Even though Blackacidevil is not an album I much care for, it has been a hole in my Danzig vinyl collection for some time. I am, by no means, a completist, but I have at least one vinyl edition of every Danzig release. The only ones I’ve passed on were some of the singles and the Glenn Danzig release Black Aria II, quite possible the worst thing he’s ever put his name on (well, until the movies). I even used to have a dedicated room for my collecting, before I had kids, in which I had my Danzig vinyl collection arranged on the wall in special LP frames. It always bothered me that Blackacidevil was not represented, but now that era is coming to a close.

I am happy to report that the band selected the superior artwork of the reissue for this release.

It was years ago that Glenn Danzig indicated he was looking to re-release some of his work on vinyl. Blackacidevil was mentioned along with his first solo release, Who Killed Marilyn?, but nothing came of it. Then pretty much out of no where, solicitations for a Blackacidevil vinyl release started appearing online. They started at smaller places on the web, but soon even Danzig’s current label Cleopatra Records put the record up for sale. It’s to be released in October and the album will have two pressings: black and silver colored vinyl. The jacket features the updated Martin Emond artwork from the reissue while the track list features just the original ten from the Hollywood release.
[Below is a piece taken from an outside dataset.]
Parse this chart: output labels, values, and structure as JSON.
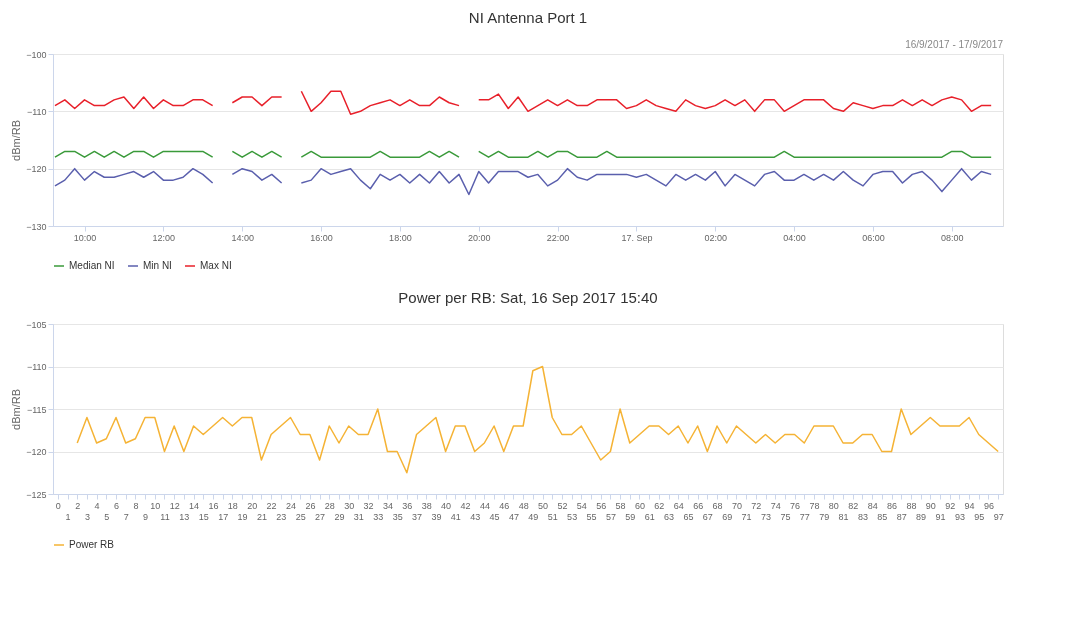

It looks to be a gatefold release and even though it’s referred to as a “deluxe” reissue I don’t see anything new attached to it. Some places are also selling a CD reissue as well.

If you have read my review of the album then you already know that it isn’t something I recommend. This is a release for the diehard fans that either do actually like the album or are like me and just see this as a missing piece to their collection. With the amount of editions Cleopatra pressed of the more recent Danzig Sings Elvis I guess I shouldn’t be surprised they’d give this album a look. It gives me some hope that maybe more reissues are on the way. I don’t have that much interest in rebuying albums I already have on vinyl, but with Blackacidevil getting a release that just leaves one, last, grail item in the Danzig catalog: Final Descent. Yes, the fourth and final Samhain release is the only one from that band to not see release on vinyl. It was a hastily thrown together effort as it came out after the band had been dissolved and turned into Danzig, so it was only released on CD and tape. The entirety of the Samhain catalog is long overdue for a re-release of some kind and is far more worthy than Blackacidevil. Hopefully that’s something being actively discussed. As for Blackacidevil, I have no intention of doing a review of just the vinyl when I have it in my possession. I ordered a silver copy since I’ll likely never actually listen to it. It’ll come in, I’ll look it over, and file it away in my Danzig record collection where it likely will go untouched for years, but at least the catalog will now feel complete.